28. In the case of Republic v Director of Immigration Services &2 others Exparte Olamilekan Gbenga Fasuyi & 2 others(2018) e KLR it was held that:“Judicial Review is about the decision-making process, not the decision itself. The role of the court in judicial review is supervisory. It is not an appeal and the court should not attempt to adopt the forbidden appellate approach. Judicial Review is the review by a judge of the High court of a decision; or refusal to exercise a power of decision to determine whether that decision or action is unauthorized or invalid. It is referred to as supervisory jurisdiction- reflecting the role of the courts to supervise the exercise of power by those who hold it to ensure that it has been lawfully exercised. Judicial Review is a means to hold those who exercise public power accountable for the manner of its exercise. The primary role of the courts is to uphold the fundamental and enduring values that constitute the rule of Law. Judicial Review is more concerned with the manner in which a decision is made than the merits or otherwise of the ultimate decision.

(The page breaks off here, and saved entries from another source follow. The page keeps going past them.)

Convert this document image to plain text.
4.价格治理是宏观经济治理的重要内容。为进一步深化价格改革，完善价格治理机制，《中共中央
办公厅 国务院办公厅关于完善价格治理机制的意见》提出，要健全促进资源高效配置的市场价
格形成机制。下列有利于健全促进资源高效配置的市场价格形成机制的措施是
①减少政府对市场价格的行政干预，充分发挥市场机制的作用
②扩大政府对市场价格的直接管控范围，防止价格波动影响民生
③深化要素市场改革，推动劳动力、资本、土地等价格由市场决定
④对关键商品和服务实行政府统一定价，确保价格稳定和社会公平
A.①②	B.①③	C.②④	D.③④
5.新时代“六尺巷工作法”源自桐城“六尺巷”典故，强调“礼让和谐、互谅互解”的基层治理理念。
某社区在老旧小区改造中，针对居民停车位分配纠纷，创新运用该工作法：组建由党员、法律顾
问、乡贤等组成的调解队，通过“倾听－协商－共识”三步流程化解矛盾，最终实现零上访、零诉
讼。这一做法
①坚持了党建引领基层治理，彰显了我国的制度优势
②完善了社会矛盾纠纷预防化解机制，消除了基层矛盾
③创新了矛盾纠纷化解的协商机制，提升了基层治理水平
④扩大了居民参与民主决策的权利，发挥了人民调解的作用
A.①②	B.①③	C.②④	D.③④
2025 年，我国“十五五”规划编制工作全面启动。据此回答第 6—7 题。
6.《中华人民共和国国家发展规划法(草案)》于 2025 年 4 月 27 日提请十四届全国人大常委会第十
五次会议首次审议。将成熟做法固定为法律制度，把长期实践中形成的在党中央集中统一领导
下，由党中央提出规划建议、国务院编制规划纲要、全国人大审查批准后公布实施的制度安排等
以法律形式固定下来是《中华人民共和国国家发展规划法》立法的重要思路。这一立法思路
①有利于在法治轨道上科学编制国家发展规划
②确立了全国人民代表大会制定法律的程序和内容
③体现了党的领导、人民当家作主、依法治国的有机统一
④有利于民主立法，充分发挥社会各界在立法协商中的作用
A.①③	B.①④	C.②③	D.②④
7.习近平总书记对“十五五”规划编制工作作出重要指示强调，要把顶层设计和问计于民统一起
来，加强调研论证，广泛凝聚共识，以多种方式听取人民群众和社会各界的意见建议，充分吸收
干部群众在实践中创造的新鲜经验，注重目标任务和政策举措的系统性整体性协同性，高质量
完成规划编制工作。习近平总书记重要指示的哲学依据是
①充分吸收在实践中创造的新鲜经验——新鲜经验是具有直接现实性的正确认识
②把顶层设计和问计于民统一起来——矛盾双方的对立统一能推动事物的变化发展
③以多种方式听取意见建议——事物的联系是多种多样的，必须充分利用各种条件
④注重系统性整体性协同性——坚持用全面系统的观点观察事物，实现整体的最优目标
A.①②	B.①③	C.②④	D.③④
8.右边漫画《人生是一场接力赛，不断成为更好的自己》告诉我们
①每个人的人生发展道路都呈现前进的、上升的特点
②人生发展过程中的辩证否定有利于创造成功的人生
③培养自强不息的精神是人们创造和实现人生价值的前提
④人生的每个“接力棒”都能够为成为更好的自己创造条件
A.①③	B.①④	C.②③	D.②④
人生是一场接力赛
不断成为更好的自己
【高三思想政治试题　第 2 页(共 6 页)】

As long as the process followed by the decision-maker are proper, and the decision is within the confines of the Law, a Court will not interfere.’’
29. Similarly, in the case of Zachariah Wagunza &Another v Office of the Registrar, Academic Kenyatta University & 2 others(2013) eKLR the court reiterated the broad grounds on which the court exercises its judicial review jurisdiction as was stated in the Uganda case of Pastoli vs Kabale District Local Government council and Other (2008) 2 EA 300, and observed that: -“In order to succeed in an application for Judicial review, the applicant has to show that the decision or act complained of is tainted with illegality, irrationality and procedural impropriety: Illegality is when the decision making authority commits an error of law in the process of taking the decision or making the act, the subject of the complaint. Acting without jurisdiction or ultra vires or contrary to the provision of law or its principles are instances of illegality…Irrationality, is when there is such gross unreasonableness in the decision taken or act done that no reasonable authority, addressing itself to the facts and the law before it would have made such a decision is usually in defiance of logic and acceptable moral standards.Procedural Impropriety, is when there is failure to act fairly on the part of the decision-making authority in the process of taking a decision. The unfairness may be in non-observance of the Rules of Natural Justice act or to act with procedural fairness towards one to be affected by the decision. It may also involve failure to adhere and observe procedural rules expressly laid down in a statute or legislative instrument by which such authority exercises jurisdiction to make a decision.’’
30. The Ex- parte Applicant has not provided any evidence in support of his allegations that he was not accorded a fair hearing by the panel. From the record and the submissions by 2nd and 3rd Respondents it is evident that the ex parte Applicant was present during the hearing as per the proceedings marked as SNK1.
31. It is further on record that the ex-parte Applicant even called a witness, one Joyce Tabu Ngumbao. Applicant has not demonstrated how the Minister breached the rules of natural justice in arriving at the decision or that the decision was irrational, made in bad faith or constituted errors of facts and law.
32. I have considered the application, the submissions by counsel and find that the application lacks merit and is therefore dismissed with costs to the Respondents.
DATED, SIGNED AND DELIVERED AT MALINDI THIS 3RDDAY OF NOVEMBER, 2022. M.A. ODENYJUDGENB: In view of the Public Order No. 2 of 2021 and subsequent circular dated 28th March, 2021 from the Office of the Chief Justice on the declarations of measures restricting court operations due to the third wave of Covid-19 pandemic this Judgment has been delivered online to the last known email address thereby waiving Order 21 [1] of the Civil Procedure Rules.